When you hear about cows and climate change in the news, you typically hear some version of this stat: producing one pound of beef requires 1,799 gallons of water—a result of the feed, transportation, and processing. It’s an astronomical number, and a rightfully concerning one.

The widespread environmental response is to encourage reduced meat consumption, or even a commitment to a vegetarian or vegan diet. While the motivation behind this response is commendable, the ecological system math doesn’t add up.

Proper Cattle Rotation Builds Soil, Completes Cycle

Cattle production is only destructive to ecological systems when it is forced to occur in an unnatural manner. Over the last fifty years, concentrated animal feeding operations (CAFOs) have become the new normal for global meat production. In these intensive systems, animals are packed into industrial lots where they spend 45 days or more each year in an area completely devoid of vegetation.

Because the animals are unnaturally separated from the land, feed must be imported—usually commercial grains grown with cheap energy. Of course, cattle digestive systems aren’t designed to process grain in this quantity, so the grain must be supplemented with nutrients and the animals need medications to support their weakened immune systems.

Outputs also become a major problem. Instead of fertilizing pastureland, cattle manure becomes a waste product. Nutrient runoff can occur at dangerous levels that can poison local fish and wildlife. As agroecologist Joel Salatin writes, “[CAFOs] take animals, plants, and manure that are supposed to be in a symbiotic dance and separate the partners into toxic antagonists.”

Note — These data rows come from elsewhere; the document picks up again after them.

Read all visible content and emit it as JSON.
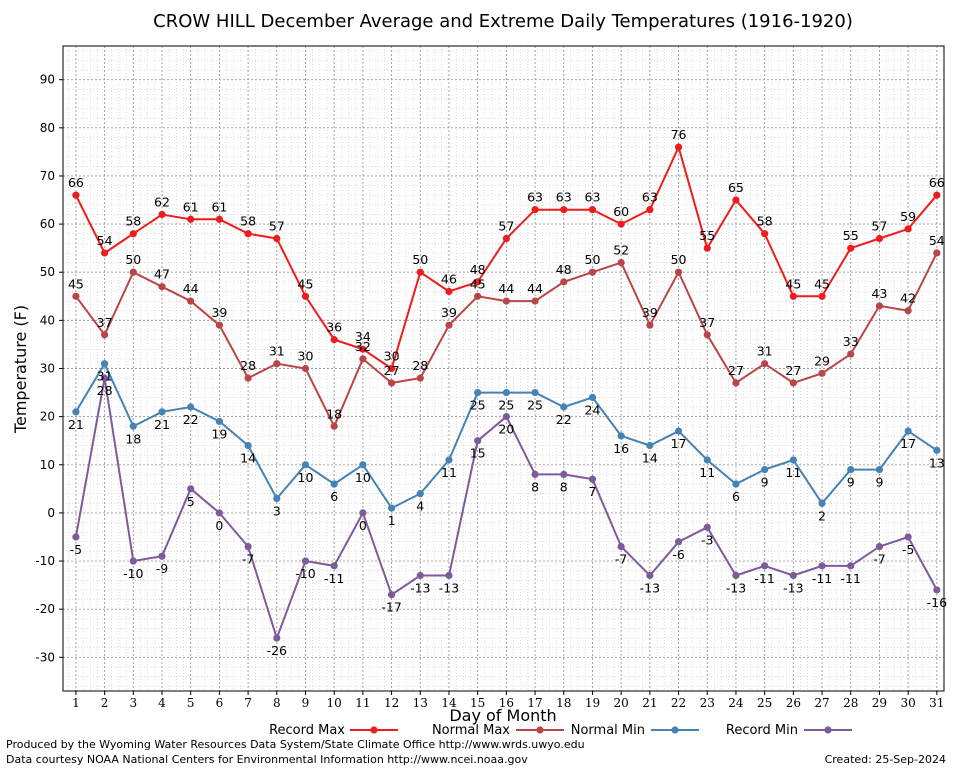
{
  "chart_data": {
    "type": "line",
    "title": "CROW HILL December Average and Extreme Daily Temperatures (1916-1920)",
    "xlabel": "Day of Month",
    "ylabel": "Temperature (F)",
    "ylim": [
      -37,
      97
    ],
    "xlim": [
      0.55,
      31.25
    ],
    "yticks": [
      -30,
      -20,
      -10,
      0,
      10,
      20,
      30,
      40,
      50,
      60,
      70,
      80,
      90
    ],
    "x": [
      1,
      2,
      3,
      4,
      5,
      6,
      7,
      8,
      9,
      10,
      11,
      12,
      13,
      14,
      15,
      16,
      17,
      18,
      19,
      20,
      21,
      22,
      23,
      24,
      25,
      26,
      27,
      28,
      29,
      30,
      31
    ],
    "grid": true,
    "legend_position": "bottom",
    "series": [
      {
        "name": "Record Max",
        "color": "#ee1c1c",
        "values": [
          66,
          54,
          58,
          62,
          61,
          61,
          58,
          57,
          45,
          36,
          34,
          30,
          50,
          46,
          48,
          57,
          63,
          63,
          63,
          60,
          63,
          76,
          55,
          65,
          58,
          45,
          45,
          55,
          57,
          59,
          66
        ]
      },
      {
        "name": "Normal Max",
        "color": "#b94646",
        "values": [
          45,
          37,
          50,
          47,
          44,
          39,
          28,
          31,
          30,
          18,
          32,
          27,
          28,
          39,
          45,
          44,
          44,
          48,
          50,
          52,
          39,
          50,
          37,
          27,
          31,
          27,
          29,
          33,
          43,
          42,
          54
        ]
      },
      {
        "name": "Normal Min",
        "color": "#4682b4",
        "values": [
          21,
          31,
          18,
          21,
          22,
          19,
          14,
          3,
          10,
          6,
          10,
          1,
          4,
          11,
          25,
          25,
          25,
          22,
          24,
          16,
          14,
          17,
          11,
          6,
          9,
          11,
          2,
          9,
          9,
          17,
          13
        ]
      },
      {
        "name": "Record Min",
        "color": "#7e5a9b",
        "values": [
          -5,
          28,
          -10,
          -9,
          5,
          0,
          -7,
          -26,
          -10,
          -11,
          0,
          -17,
          -13,
          -13,
          15,
          20,
          8,
          8,
          7,
          -7,
          -13,
          -6,
          -3,
          -13,
          -11,
          -13,
          -11,
          -11,
          -7,
          -5,
          -16
        ]
      }
    ]
  },
  "footer": {
    "line1": "Produced by the Wyoming Water Resources Data System/State Climate Office http://www.wrds.uwyo.edu",
    "line2": "Data courtesy NOAA National Centers for Environmental Information http://www.ncei.noaa.gov",
    "created": "Created:  25-Sep-2024"
  }
}
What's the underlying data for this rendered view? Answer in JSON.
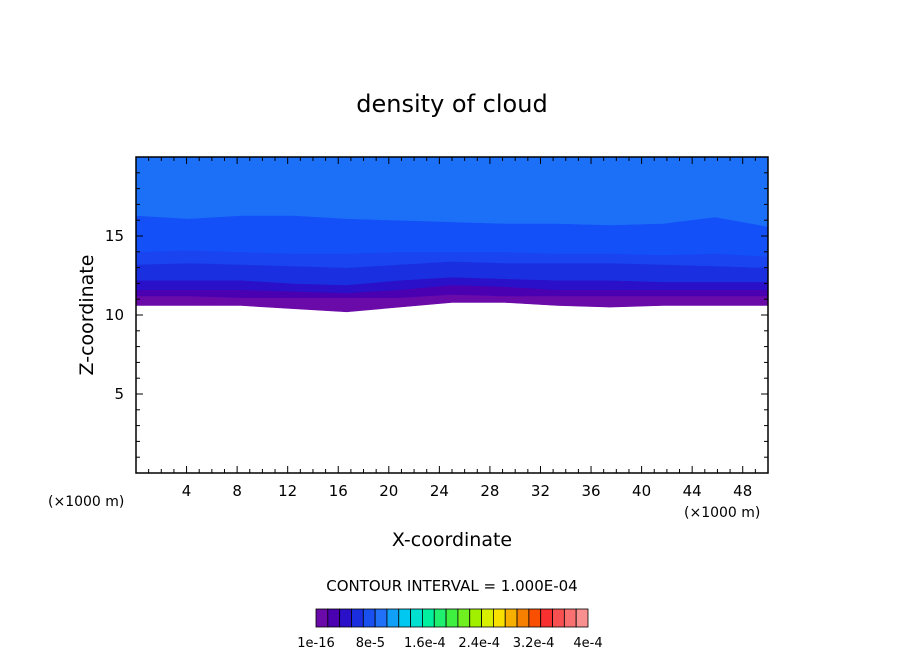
{
  "chart_data": {
    "type": "heatmap",
    "title": "density of cloud",
    "xlabel": "X-coordinate",
    "ylabel": "Z-coordinate",
    "x_unit": "(×1000 m)",
    "y_unit": "(×1000 m)",
    "xlim": [
      0,
      50
    ],
    "ylim": [
      0,
      20
    ],
    "x_ticks": [
      4,
      8,
      12,
      16,
      20,
      24,
      28,
      32,
      36,
      40,
      44,
      48
    ],
    "y_ticks": [
      5,
      10,
      15
    ],
    "contour_interval_label": "CONTOUR INTERVAL = 1.000E-04",
    "colorbar": {
      "colors": [
        "#6a0aa8",
        "#4a00b0",
        "#2a10c8",
        "#1a2ee0",
        "#1a50f0",
        "#2070f8",
        "#10a0f8",
        "#00c8f0",
        "#00e0d0",
        "#00f0a0",
        "#20f070",
        "#40f040",
        "#70f020",
        "#a0f000",
        "#d8f000",
        "#f8e000",
        "#f8b000",
        "#f88000",
        "#f85000",
        "#f83030",
        "#f85050",
        "#f87070",
        "#f89090"
      ],
      "labels": [
        "1e-16",
        "8e-5",
        "1.6e-4",
        "2.4e-4",
        "3.2e-4",
        "4e-4"
      ]
    },
    "cloud_layers": [
      {
        "color": "#6a0aa8",
        "bottom": [
          10.6,
          10.6,
          10.6,
          10.4,
          10.2,
          10.5,
          10.8,
          10.8,
          10.6,
          10.5,
          10.6,
          10.6,
          10.6
        ],
        "top": [
          11.2,
          11.2,
          11.1,
          11.1,
          11.1,
          11.1,
          11.3,
          11.2,
          11.2,
          11.2,
          11.2,
          11.2,
          11.2
        ]
      },
      {
        "color": "#4a00b0",
        "bottom": [
          11.2,
          11.2,
          11.1,
          11.1,
          11.1,
          11.1,
          11.3,
          11.2,
          11.2,
          11.2,
          11.2,
          11.2,
          11.2
        ],
        "top": [
          11.6,
          11.6,
          11.6,
          11.5,
          11.4,
          11.6,
          11.9,
          11.8,
          11.6,
          11.6,
          11.6,
          11.6,
          11.6
        ]
      },
      {
        "color": "#2a10c8",
        "bottom": [
          11.6,
          11.6,
          11.6,
          11.5,
          11.4,
          11.6,
          11.9,
          11.8,
          11.6,
          11.6,
          11.6,
          11.6,
          11.6
        ],
        "top": [
          12.2,
          12.2,
          12.2,
          12.0,
          11.9,
          12.2,
          12.4,
          12.3,
          12.2,
          12.2,
          12.1,
          12.1,
          12.1
        ]
      },
      {
        "color": "#1a30e0",
        "bottom": [
          12.2,
          12.2,
          12.2,
          12.0,
          11.9,
          12.2,
          12.4,
          12.3,
          12.2,
          12.2,
          12.1,
          12.1,
          12.1
        ],
        "top": [
          13.2,
          13.3,
          13.2,
          13.1,
          13.0,
          13.2,
          13.4,
          13.3,
          13.3,
          13.3,
          13.2,
          13.1,
          13.0
        ]
      },
      {
        "color": "#1a44f0",
        "bottom": [
          13.2,
          13.3,
          13.2,
          13.1,
          13.0,
          13.2,
          13.4,
          13.3,
          13.3,
          13.3,
          13.2,
          13.1,
          13.0
        ],
        "top": [
          14.0,
          14.1,
          14.0,
          13.9,
          13.9,
          14.0,
          14.0,
          14.0,
          13.9,
          13.9,
          13.8,
          13.9,
          13.7
        ]
      },
      {
        "color": "#1450f8",
        "bottom": [
          14.0,
          14.1,
          14.0,
          13.9,
          13.9,
          14.0,
          14.0,
          14.0,
          13.9,
          13.9,
          13.8,
          13.9,
          13.7
        ],
        "top": [
          16.3,
          16.1,
          16.3,
          16.3,
          16.1,
          16.0,
          15.9,
          15.8,
          15.8,
          15.7,
          15.8,
          16.2,
          15.6
        ]
      },
      {
        "color": "#1c70f8",
        "bottom": [
          16.3,
          16.1,
          16.3,
          16.3,
          16.1,
          16.0,
          15.9,
          15.8,
          15.8,
          15.7,
          15.8,
          16.2,
          15.6
        ],
        "top": [
          20,
          20,
          20,
          20,
          20,
          20,
          20,
          20,
          20,
          20,
          20,
          20,
          20
        ]
      }
    ]
  }
}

At Ganaderia Pietrasanta, cattle are allowed to fulfill their natural role as pastureland herbivores, contributing a host of benefits to the land and market. By continuously mowing grassland biomass, cows restart the growing process. From a climate change perspective this is a major service, because plants only sequester carbon while they are actually growing. Once they turn brown and start to die, they actually release CO2 back into the atmosphere. Regular grazing keeps the grass in carbon sequestration mode, allowing GP’s pastures to serve as even bigger carbon reservoirs than woodlands.

Studies have also shown that the tugging of an herbivore’s teeth can actually stimulate root fibers and encourage new growth. Similarly, ecologist Robin Wall Kimmerer notes that an enzyme in buffalo saliva has actually been shown to promote rapid grass regrowth. “Grass gives to buffalo and buffalo gives to grass,” she writes. She’s right; with each grazing, herbivores like cattle and buffalo deposit manure rich in nutrients, increasing soil organic matter and providing natural fertilizer. Instead of generating concern over nutrient runoff or erosion, soil depth and fertility actually increase, leading Salatin to describe this grazing system as the most historically normal way to build soil.

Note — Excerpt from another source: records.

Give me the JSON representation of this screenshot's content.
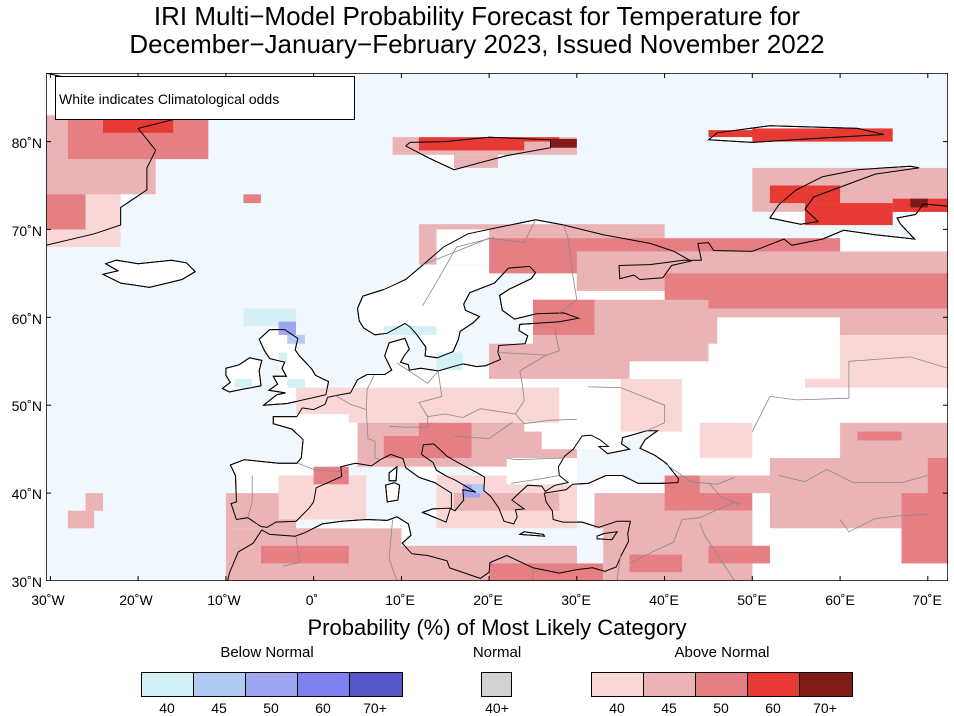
{
  "title": {
    "line1": "IRI Multi−Model Probability Forecast for Temperature for",
    "line2": "December−January−February 2023, Issued November 2022"
  },
  "map": {
    "region": "Europe",
    "lon_range": [
      -30,
      73
    ],
    "lat_range": [
      30,
      88
    ],
    "note": "White indicates Climatological odds",
    "lat_labels": [
      "80˚N",
      "70˚N",
      "60˚N",
      "50˚N",
      "40˚N",
      "30˚N"
    ],
    "lon_labels": [
      "30˚W",
      "20˚W",
      "10˚W",
      "0˚",
      "10˚E",
      "20˚E",
      "30˚E",
      "40˚E",
      "50˚E",
      "60˚E",
      "70˚E"
    ],
    "ocean_color": "#f0f7fd",
    "land_fill_color": "#ffffff",
    "coast_color": "#000000",
    "border_color": "#888888"
  },
  "legend": {
    "title": "Probability (%) of Most Likely Category",
    "below_normal": {
      "label": "Below Normal",
      "levels": [
        "40",
        "45",
        "50",
        "60",
        "70+"
      ],
      "colors": [
        "#d4f1f6",
        "#b3caf3",
        "#9ea6f1",
        "#7f82ee",
        "#5757c8"
      ]
    },
    "normal": {
      "label": "Normal",
      "levels": [
        "40+"
      ],
      "colors": [
        "#d2d2d2"
      ]
    },
    "above_normal": {
      "label": "Above Normal",
      "levels": [
        "40",
        "45",
        "50",
        "60",
        "70+"
      ],
      "colors": [
        "#f9d7d7",
        "#eab3b6",
        "#e57f84",
        "#e73a35",
        "#7f1a17"
      ]
    }
  }
}
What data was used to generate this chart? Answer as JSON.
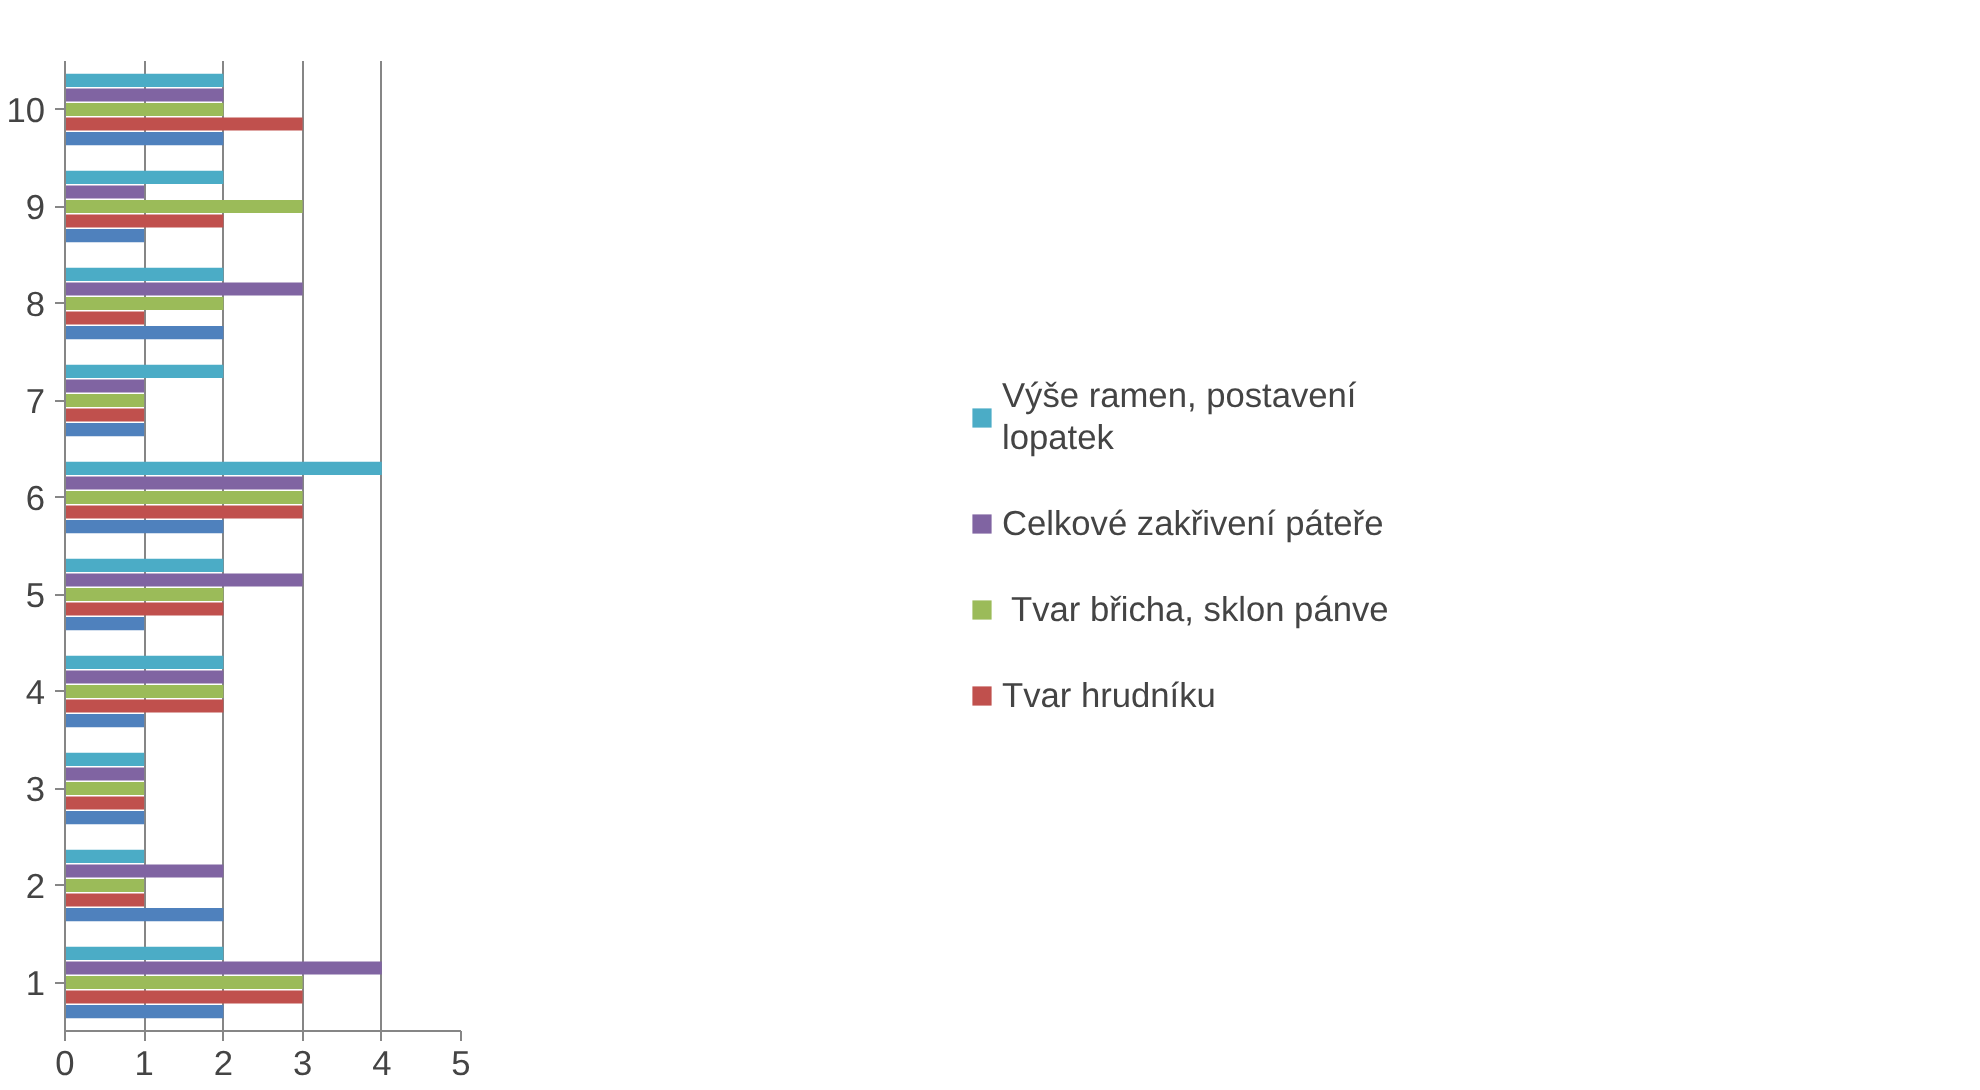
{
  "chart_data": {
    "type": "bar",
    "orientation": "horizontal",
    "categories": [
      "10",
      "9",
      "8",
      "7",
      "6",
      "5",
      "4",
      "3",
      "2",
      "1"
    ],
    "series": [
      {
        "color": "#4f81bd",
        "values": [
          2,
          1,
          2,
          1,
          2,
          1,
          1,
          1,
          2,
          2
        ]
      },
      {
        "name": "Tvar hrudníku",
        "color": "#c0504d",
        "values": [
          3,
          2,
          1,
          1,
          3,
          2,
          2,
          1,
          1,
          3
        ]
      },
      {
        "name": " Tvar břicha, sklon pánve",
        "color": "#9bbb59",
        "values": [
          2,
          3,
          2,
          1,
          3,
          2,
          2,
          1,
          1,
          3
        ]
      },
      {
        "name": "Celkové zakřivení páteře",
        "color": "#8064a2",
        "values": [
          2,
          1,
          3,
          1,
          3,
          3,
          2,
          1,
          2,
          4
        ]
      },
      {
        "name": "Výše ramen, postavení lopatek",
        "color": "#4bacc6",
        "values": [
          2,
          2,
          2,
          2,
          4,
          2,
          2,
          1,
          1,
          2
        ]
      }
    ],
    "xlim": [
      0,
      5
    ],
    "xticks": [
      0,
      1,
      2,
      3,
      4,
      5
    ],
    "grid": "x",
    "legend": "right"
  }
}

At Ganaderia Pietrasanta, grass-fed cattle operations are a key part of a holistic ecological and economic cycle. The herd, roughly 4,500 cattle, grows fat and healthy on rich pastureland, increasing from 220 kilos to 320 kilos a head—a beautifully simple example of adding real market value in a manner that not only conserves resources, but actually increases health and abundance in the long-term.